Mélanie a écrit :silramil a écrit :Quant à l'explication fournie par les mythologies de fantasy, c'est toujours un dispositif narratif de justification dissimulant l'irrationalité fondamentale du monde. Si des dieux ont créé le monde et ses habitants, ils sont responsables des conventions physiques : en priant ces dieux, on peut obtenir des miracles, c'est-à-dire de s'affranchir de ces conventions, ce qui signifie que ce n'est que de manière temporaire et arbitraire que ce qu'on prend de prime abord pour des lois physiques s'appliquent en général. Une intervention divine n'implique pas de revoir tout le système des lois - ce n'est que la manifestation du fait que tout l'édifice physique repose sur le bon vouloir d'entités surnaturelles.
Une question d'ailleurs, comme ça fait plusieurs fois que tu parles d'intervention divine. Il y en a tant que ça, des dieux, en fantasy ? Il me semble que c'est fréquent sans être systématique pour autant. Quand je lis tes explications à ce sujet, ça me fait tout de suite penser à la série de Chalion de Lois McMaster Bujold, dont l'un des ressorts est la possibilité, en priant les dieux, de les faire intervenir - mais ce n'est jamais sans conséquences. Mais sinon, je vois pas mal de romans de fantasy ou la question de la divinité n'intervient jamais. C'est plutôt comme si les lois naturelles de ces univers étaient différentes, mais on ne parle pas de dieux pour autant.
Oui, tu as raison. J'ai de ce point de vue une déformation due à ma pratique du jeu de rôles, dans lequel l'arrière-plan mythologique est toujours précisé, puisque les JDR fonctionnent comme des nomenclatures destinées à devenir des matrices narratives.
J'ai par ailleurs toujours en tête l'univers de Pratchett, qui joue justement avec ce type de représentation maximaliste.

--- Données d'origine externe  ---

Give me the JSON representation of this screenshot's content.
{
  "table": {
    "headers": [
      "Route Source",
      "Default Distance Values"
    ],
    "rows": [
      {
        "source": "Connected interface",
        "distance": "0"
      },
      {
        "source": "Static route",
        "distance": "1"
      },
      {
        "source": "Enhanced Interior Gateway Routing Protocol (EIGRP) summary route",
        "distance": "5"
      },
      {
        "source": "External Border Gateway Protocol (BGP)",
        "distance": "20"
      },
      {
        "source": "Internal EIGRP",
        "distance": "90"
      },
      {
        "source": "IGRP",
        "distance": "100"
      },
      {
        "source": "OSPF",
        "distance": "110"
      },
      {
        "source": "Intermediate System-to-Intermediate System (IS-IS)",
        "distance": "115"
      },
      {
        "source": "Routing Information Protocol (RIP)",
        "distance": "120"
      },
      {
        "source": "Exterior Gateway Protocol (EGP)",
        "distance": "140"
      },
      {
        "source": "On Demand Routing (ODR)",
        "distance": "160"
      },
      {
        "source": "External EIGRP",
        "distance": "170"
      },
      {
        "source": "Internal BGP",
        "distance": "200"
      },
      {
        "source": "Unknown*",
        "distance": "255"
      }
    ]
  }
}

Pratchett me paraît un bon guide pour réfléchir à la création en fantasy, en raison justement de ses tendances parodiques.
Enfin, je parlais plus spécifiquement de l'heroic fantasy : dans la belgariade ou les romans de Moorcock, les dieux interviennent et expliquent un certain nombre de règles (auxquelles ils sont souvent soumis aussi) - ces règles sont aux lois physiques ce que les rituels de sorcellerie sont aux expériences scientifiques - ça ressemble de loin, mais ça n'a rien à voir.
Et on peut trouver des exemples de dieux intervenant dans le quotidien dans la fantasy urbaine. Sans parler de Neil gaiman, je pense par exemple à Wonderful, de david Calvo, dont le pivot narratif est la révélation que les représentations rationnelles humaines ne sont qu'une aberration temporaire due à la maladie d'une divinité et que le monde suit bien d'autres règles, en rapport avec le bon vouloir des planètes.